Pap tests used to be given to women every year; however that has changed very recently. Now, a woman between the ages of 21 and 29 should get one every three years, while women between the ages of 30 and 65 should get one every five years—along with an HPV test. The younger age group does not get the HPV testing because HPV cells usually seen in younger women will most likely correct themselves and become harmless without any outside help.

The theory is that by not testing every year for either age group, women won’t have as many scares as they used to because getting a test back saying you have “cervical dysplasia”—basically, irregular cells—is scary, even though many cases clear up all on their own.

Abnormal Cervical Cells

But what exactly are the harmful cells that gynecologists and health care providers everywhere are looking for? They’re looking for pre-cancerous or abnormal cervical cells, which in most cases are caused by an HPV infection. HPV or human papilloma virus is a sexually transmitted disease. Some strains cause genital warts while others may cause those irregular cervical cells that health care providers use a Pap test to find. (HPV vaccines, like Gardasil, protect you from certain strains of HPV known to cause cervical cancer.)

When a Pap test does find irregular cells, it doesn’t mean you have cervical cancer. Many of these abnormal cells end up clearing up on their own. Sometimes the cells might be precancerous; however, these can also clear up on their own. Regular Pap tests allow your health care provider to monitor whether the cells are clearing up and what treatment to provide if they aren’t.

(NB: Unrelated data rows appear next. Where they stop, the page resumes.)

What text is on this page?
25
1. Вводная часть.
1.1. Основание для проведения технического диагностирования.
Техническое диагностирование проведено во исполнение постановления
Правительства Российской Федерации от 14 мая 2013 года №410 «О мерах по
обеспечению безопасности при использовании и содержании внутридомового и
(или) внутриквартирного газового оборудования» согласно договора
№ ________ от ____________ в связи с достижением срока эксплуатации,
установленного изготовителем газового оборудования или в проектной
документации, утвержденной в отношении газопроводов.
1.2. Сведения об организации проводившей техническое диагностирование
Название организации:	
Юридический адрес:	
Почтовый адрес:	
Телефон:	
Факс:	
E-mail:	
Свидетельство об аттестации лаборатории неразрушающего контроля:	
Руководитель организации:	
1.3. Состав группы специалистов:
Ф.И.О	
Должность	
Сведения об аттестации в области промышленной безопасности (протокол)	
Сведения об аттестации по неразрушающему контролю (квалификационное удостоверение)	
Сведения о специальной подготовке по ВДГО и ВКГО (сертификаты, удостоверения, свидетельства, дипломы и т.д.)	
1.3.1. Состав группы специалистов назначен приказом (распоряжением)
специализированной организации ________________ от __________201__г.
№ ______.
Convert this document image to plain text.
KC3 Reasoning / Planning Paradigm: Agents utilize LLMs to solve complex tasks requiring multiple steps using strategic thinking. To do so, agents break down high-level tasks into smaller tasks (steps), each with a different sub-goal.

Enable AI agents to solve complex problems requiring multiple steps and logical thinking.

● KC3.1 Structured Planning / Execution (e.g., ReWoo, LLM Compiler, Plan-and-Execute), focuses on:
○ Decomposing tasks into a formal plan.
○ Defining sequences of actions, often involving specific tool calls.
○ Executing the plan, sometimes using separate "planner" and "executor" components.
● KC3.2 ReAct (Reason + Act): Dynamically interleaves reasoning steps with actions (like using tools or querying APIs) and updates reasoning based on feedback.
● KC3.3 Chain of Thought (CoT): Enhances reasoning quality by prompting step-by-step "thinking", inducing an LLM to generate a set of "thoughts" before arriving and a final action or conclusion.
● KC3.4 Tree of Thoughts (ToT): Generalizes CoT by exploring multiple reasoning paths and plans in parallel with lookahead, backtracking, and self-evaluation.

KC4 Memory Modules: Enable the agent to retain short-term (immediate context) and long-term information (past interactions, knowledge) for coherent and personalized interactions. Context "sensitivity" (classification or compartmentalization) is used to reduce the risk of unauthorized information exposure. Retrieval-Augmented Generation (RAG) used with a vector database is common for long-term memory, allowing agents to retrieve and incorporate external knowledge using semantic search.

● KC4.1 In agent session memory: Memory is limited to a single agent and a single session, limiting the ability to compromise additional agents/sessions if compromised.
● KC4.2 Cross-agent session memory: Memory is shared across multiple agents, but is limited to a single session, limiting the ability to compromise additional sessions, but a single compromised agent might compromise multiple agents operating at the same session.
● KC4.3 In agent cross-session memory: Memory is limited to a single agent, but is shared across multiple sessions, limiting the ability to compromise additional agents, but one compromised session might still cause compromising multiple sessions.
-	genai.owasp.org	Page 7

So in short, the Pap test—which sounds like something so strange and mystical—is actually just a run of the mill screening for abnormal cells.

When You Turn 21

It’s very important to remember to get your tests done. When the time to start getting tested gets closer, your gynecologist or regular health care provider will most likely remind you that it’s time to get your Pap test. However, I like to think that when you finally turn 21, there will be this nagging reminder in the back of your head that I put there, alerting you to see your gynecologist and get your Pap test because your vaginal health is extremely important. So if you leave this article with any shred of information, I want it to be that you should start getting your Pap tests once you turn 21 and then you should get one every three years.

Now go out into the world with your new knowledge and spread it—I know I will.